Development and evaluation of an electrical impedance tomography (EIT) sensor for real-time monitoring of hemolysis dynamics.

Background: Real-time monitoring of hemolysis dynamics is essential for clinical diagnosis, ensuring transfusion safety, and supporting medical device development. Traditional methods such as spectrophotometry have limitations in real-time monitoring capabilities, often posing higher operational costs and restricted temporal resolution.

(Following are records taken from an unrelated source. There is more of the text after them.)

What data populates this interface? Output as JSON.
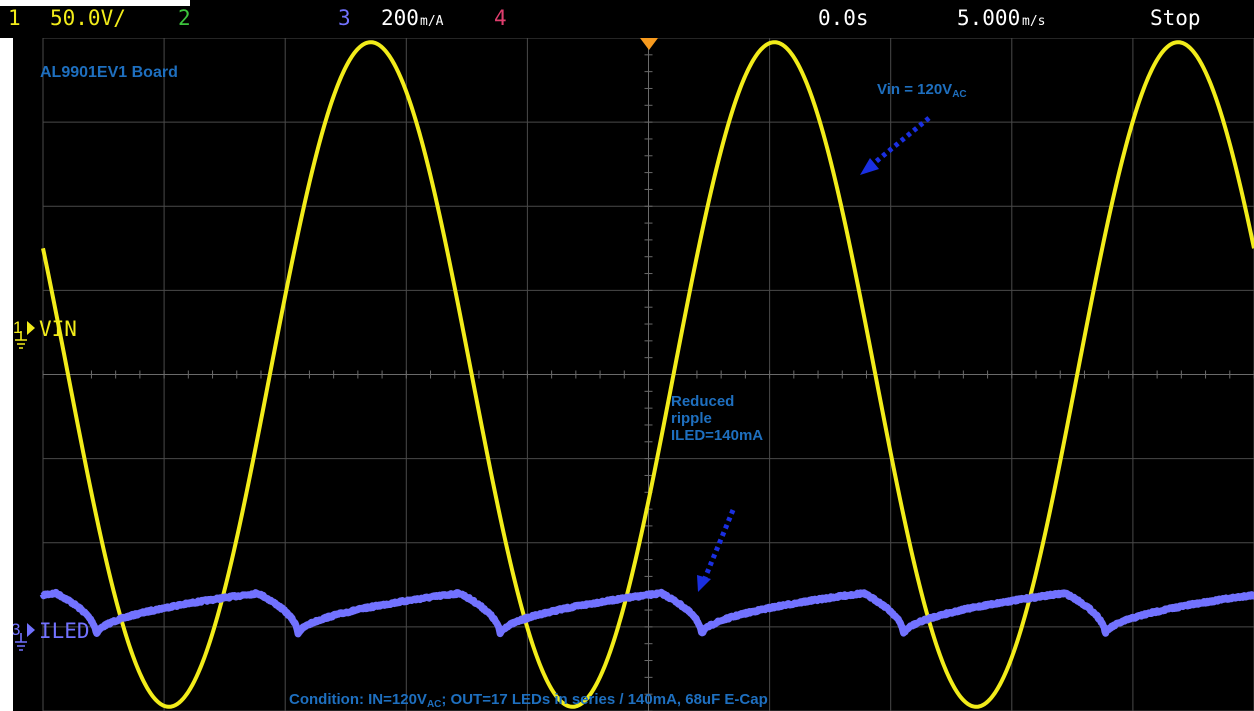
{
  "topbar": {
    "ch1_num": "1",
    "ch1_scale": "50.0V/",
    "ch2_num": "2",
    "ch3_num": "3",
    "ch3_scale": "200",
    "ch3_scale_unit": "m/A",
    "ch4_num": "4",
    "time_offset": "0.0s",
    "timebase": "5.000",
    "timebase_unit": "m/s",
    "run_state": "Stop"
  },
  "colors": {
    "ch1": "#f2ec1a",
    "ch2": "#3cc43c",
    "ch3": "#7272ff",
    "ch4": "#e03e6e",
    "annotation": "#1e6fbf",
    "grid": "#4a4a4a",
    "trigger": "#f79a1e"
  },
  "annotations": {
    "board": "AL9901EV1 Board",
    "vin_prefix": "Vin = 120V",
    "vin_sub": "AC",
    "ripple_line1": "Reduced",
    "ripple_line2": "ripple",
    "ripple_line3": "ILED=140mA",
    "condition_a": "Condition: IN=120V",
    "condition_sub": "AC",
    "condition_b": "; OUT=17 LEDs in series / 140mA, 68uF  E-Cap"
  },
  "chart_data": {
    "type": "line",
    "title": "",
    "xlabel": "",
    "ylabel": "",
    "grid": true,
    "x_unit": "ms",
    "x_range": [
      -25,
      25
    ],
    "series": [
      {
        "name": "VIN",
        "channel": 1,
        "scale_per_div": "50.0V/",
        "y_unit": "V",
        "waveform": "sine",
        "frequency_hz": 60,
        "amplitude_divs": 3.95,
        "offset_divs": 0,
        "peak_time_ms": 5.2
      },
      {
        "name": "ILED",
        "channel": 3,
        "scale_per_div": "200mA/",
        "y_unit": "A",
        "waveform": "ripple",
        "frequency_hz": 120,
        "mean_divs": -2.85,
        "peak_to_peak_divs": 0.5,
        "mean_value": "140mA"
      }
    ],
    "divisions": {
      "x": 10,
      "y": 8
    }
  }
}
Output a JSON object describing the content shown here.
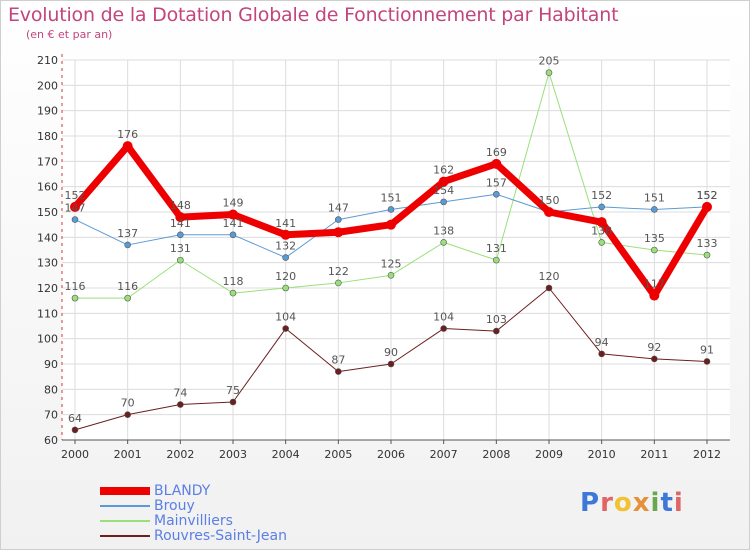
{
  "title": "Evolution de la Dotation Globale de Fonctionnement par Habitant",
  "subtitle": "(en € et par an)",
  "logo": {
    "text": "Proxiti",
    "letters": [
      {
        "ch": "P",
        "color": "#3c78d8"
      },
      {
        "ch": "r",
        "color": "#e06666"
      },
      {
        "ch": "o",
        "color": "#f1c232"
      },
      {
        "ch": "x",
        "color": "#e69138"
      },
      {
        "ch": "i",
        "color": "#6aa84f"
      },
      {
        "ch": "t",
        "color": "#3c78d8"
      },
      {
        "ch": "i",
        "color": "#e06666"
      }
    ]
  },
  "chart_data": {
    "type": "line",
    "title": "Evolution de la Dotation Globale de Fonctionnement par Habitant",
    "subtitle": "(en € et par an)",
    "x": [
      "2000",
      "2001",
      "2002",
      "2003",
      "2004",
      "2005",
      "2006",
      "2007",
      "2008",
      "2009",
      "2010",
      "2011",
      "2012"
    ],
    "ylim": [
      60,
      210
    ],
    "yticks": [
      60,
      70,
      80,
      90,
      100,
      110,
      120,
      130,
      140,
      150,
      160,
      170,
      180,
      190,
      200,
      210
    ],
    "grid": true,
    "legend_position": "bottom-left",
    "series": [
      {
        "name": "BLANDY",
        "color": "#ee0000",
        "width": 7,
        "values": [
          152,
          176,
          148,
          149,
          141,
          142,
          145,
          162,
          169,
          150,
          146,
          117,
          152
        ],
        "labels": [
          "152",
          "176",
          "148",
          "149",
          "141",
          "",
          "",
          "162",
          "169",
          "",
          "",
          "117",
          "152"
        ]
      },
      {
        "name": "Brouy",
        "color": "#5b9bd5",
        "width": 1,
        "values": [
          147,
          137,
          141,
          141,
          132,
          147,
          151,
          154,
          157,
          150,
          152,
          151,
          152
        ],
        "labels": [
          "147",
          "137",
          "141",
          "141",
          "132",
          "147",
          "151",
          "154",
          "157",
          "150",
          "152",
          "151",
          "152"
        ]
      },
      {
        "name": "Mainvilliers",
        "color": "#99e07a",
        "width": 1,
        "values": [
          116,
          116,
          131,
          118,
          120,
          122,
          125,
          138,
          131,
          205,
          138,
          135,
          133
        ],
        "labels": [
          "116",
          "116",
          "131",
          "118",
          "120",
          "122",
          "125",
          "138",
          "131",
          "205",
          "138",
          "135",
          "133"
        ]
      },
      {
        "name": "Rouvres-Saint-Jean",
        "color": "#6b1f1f",
        "width": 1,
        "values": [
          64,
          70,
          74,
          75,
          104,
          87,
          90,
          104,
          103,
          120,
          94,
          92,
          91
        ],
        "labels": [
          "64",
          "70",
          "74",
          "75",
          "104",
          "87",
          "90",
          "104",
          "103",
          "120",
          "94",
          "92",
          "91"
        ]
      }
    ]
  }
}
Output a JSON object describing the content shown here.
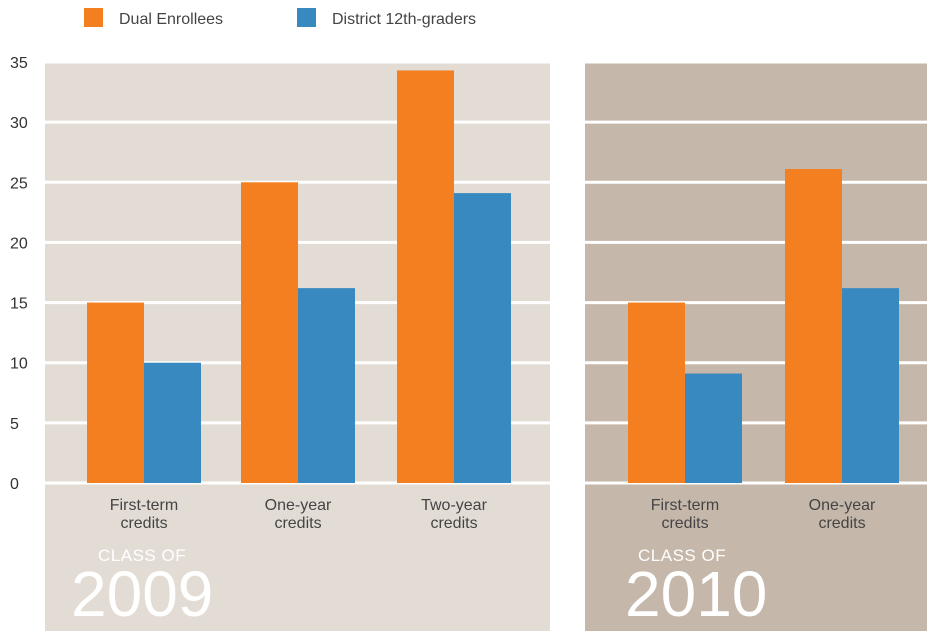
{
  "legend": [
    {
      "label": "Dual Enrollees",
      "color": "#f47f20"
    },
    {
      "label": "District 12th-graders",
      "color": "#3789bf"
    }
  ],
  "colors": {
    "panel_2009_bg": "#e3dcd5",
    "panel_2010_bg": "#c5b8ab",
    "gridline": "#ffffff"
  },
  "chart_data": [
    {
      "type": "bar",
      "panel_label": "CLASS OF",
      "panel_year": "2009",
      "categories": [
        "First-term\ncredits",
        "One-year\ncredits",
        "Two-year\ncredits"
      ],
      "series": [
        {
          "name": "Dual Enrollees",
          "values": [
            15,
            25,
            34.3
          ]
        },
        {
          "name": "District 12th-graders",
          "values": [
            10,
            16.2,
            24.1
          ]
        }
      ],
      "ylim": [
        0,
        35
      ],
      "yticks": [
        0,
        5,
        10,
        15,
        20,
        25,
        30,
        35
      ],
      "grid": true,
      "legend_position": "top-left"
    },
    {
      "type": "bar",
      "panel_label": "CLASS OF",
      "panel_year": "2010",
      "categories": [
        "First-term\ncredits",
        "One-year\ncredits"
      ],
      "series": [
        {
          "name": "Dual Enrollees",
          "values": [
            15,
            26.1
          ]
        },
        {
          "name": "District 12th-graders",
          "values": [
            9.1,
            16.2
          ]
        }
      ],
      "ylim": [
        0,
        35
      ],
      "grid": true
    }
  ]
}
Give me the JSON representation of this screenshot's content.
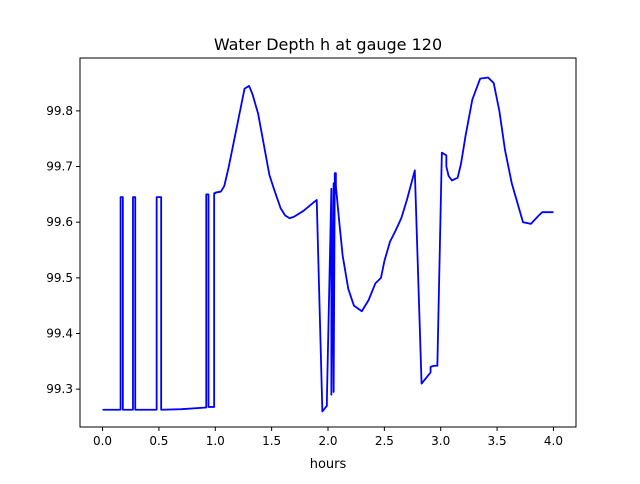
{
  "chart_data": {
    "type": "line",
    "title": "Water Depth h at gauge 120",
    "xlabel": "hours",
    "ylabel": "",
    "xlim": [
      -0.2,
      4.2
    ],
    "ylim": [
      99.232,
      99.895
    ],
    "xticks": [
      0.0,
      0.5,
      1.0,
      1.5,
      2.0,
      2.5,
      3.0,
      3.5,
      4.0
    ],
    "xtick_labels": [
      "0.0",
      "0.5",
      "1.0",
      "1.5",
      "2.0",
      "2.5",
      "3.0",
      "3.5",
      "4.0"
    ],
    "yticks": [
      99.3,
      99.4,
      99.5,
      99.6,
      99.7,
      99.8
    ],
    "ytick_labels": [
      "99.3",
      "99.4",
      "99.5",
      "99.6",
      "99.7",
      "99.8"
    ],
    "grid": false,
    "series": [
      {
        "color": "#0000ff",
        "x": [
          0.0,
          0.16,
          0.16,
          0.18,
          0.18,
          0.27,
          0.27,
          0.29,
          0.29,
          0.48,
          0.48,
          0.52,
          0.52,
          0.7,
          0.92,
          0.92,
          0.94,
          0.94,
          0.99,
          0.99,
          1.0,
          1.0,
          1.05,
          1.08,
          1.12,
          1.2,
          1.26,
          1.3,
          1.33,
          1.38,
          1.43,
          1.48,
          1.52,
          1.58,
          1.62,
          1.66,
          1.7,
          1.78,
          1.84,
          1.9,
          1.95,
          1.99,
          1.99,
          2.03,
          2.03,
          2.05,
          2.05,
          2.06,
          2.06,
          2.07,
          2.07,
          2.1,
          2.13,
          2.18,
          2.23,
          2.3,
          2.36,
          2.42,
          2.47,
          2.5,
          2.55,
          2.6,
          2.65,
          2.7,
          2.77,
          2.83,
          2.91,
          2.91,
          2.94,
          2.97,
          3.01,
          3.05,
          3.05,
          3.07,
          3.1,
          3.15,
          3.18,
          3.22,
          3.28,
          3.35,
          3.42,
          3.47,
          3.52,
          3.57,
          3.63,
          3.68,
          3.73,
          3.8,
          3.86,
          3.9,
          3.95,
          4.0
        ],
        "y": [
          99.263,
          99.263,
          99.645,
          99.645,
          99.263,
          99.263,
          99.645,
          99.645,
          99.263,
          99.263,
          99.645,
          99.645,
          99.263,
          99.264,
          99.267,
          99.65,
          99.65,
          99.268,
          99.268,
          99.652,
          99.652,
          99.653,
          99.655,
          99.665,
          99.7,
          99.78,
          99.84,
          99.845,
          99.83,
          99.795,
          99.74,
          99.685,
          99.66,
          99.625,
          99.612,
          99.607,
          99.61,
          99.62,
          99.63,
          99.64,
          99.26,
          99.27,
          99.28,
          99.66,
          99.29,
          99.67,
          99.295,
          99.675,
          99.688,
          99.688,
          99.665,
          99.6,
          99.54,
          99.48,
          99.45,
          99.44,
          99.46,
          99.49,
          99.5,
          99.53,
          99.565,
          99.585,
          99.607,
          99.64,
          99.693,
          99.31,
          99.33,
          99.34,
          99.342,
          99.342,
          99.725,
          99.72,
          99.7,
          99.683,
          99.675,
          99.68,
          99.705,
          99.755,
          99.82,
          99.858,
          99.86,
          99.85,
          99.8,
          99.73,
          99.67,
          99.635,
          99.6,
          99.597,
          99.61,
          99.618,
          99.618,
          99.618
        ]
      }
    ]
  }
}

Results: This study presents an Electrical Impedance Tomography (EIT) sensor designed for real-time monitoring of hemolysis dynamics. The EIT sensor comprises 16 circular electrodes within a cylindrical test chamber, connected to computer-controlled hardware and software for comprehensive data acquisition and analysis. Experimental validation shows that the EIT sensor can effectively monitor and visually display the dynamic process of hemolysis, irrespective of its underlying cause. Results from EIT measurements align closely with those obtained by the conventional spectrophotometric method. Furthermore, the EIT sensor accurately detects and monitors hemolysis in real-time, even when hemolysis is induced by ultrasound, chemical reagents, or a copper-simulated blood-contacting material with a super glue surface coating, within just 20 min of contact with blood.

Significance: This EIT sensor represents a novel approach to hemolysis monitoring, providing valuable insights into hemolytic mechanisms, especially those related to biomaterials application. With its high temporal resolution, low cost, non-invasiveness, and portability, the EIT sensor offers a promising alternative tool for detecting and characterizing hemolysis, with potential applications in fundamental research and clinical practice, such as blood sample collection and long-term preservation.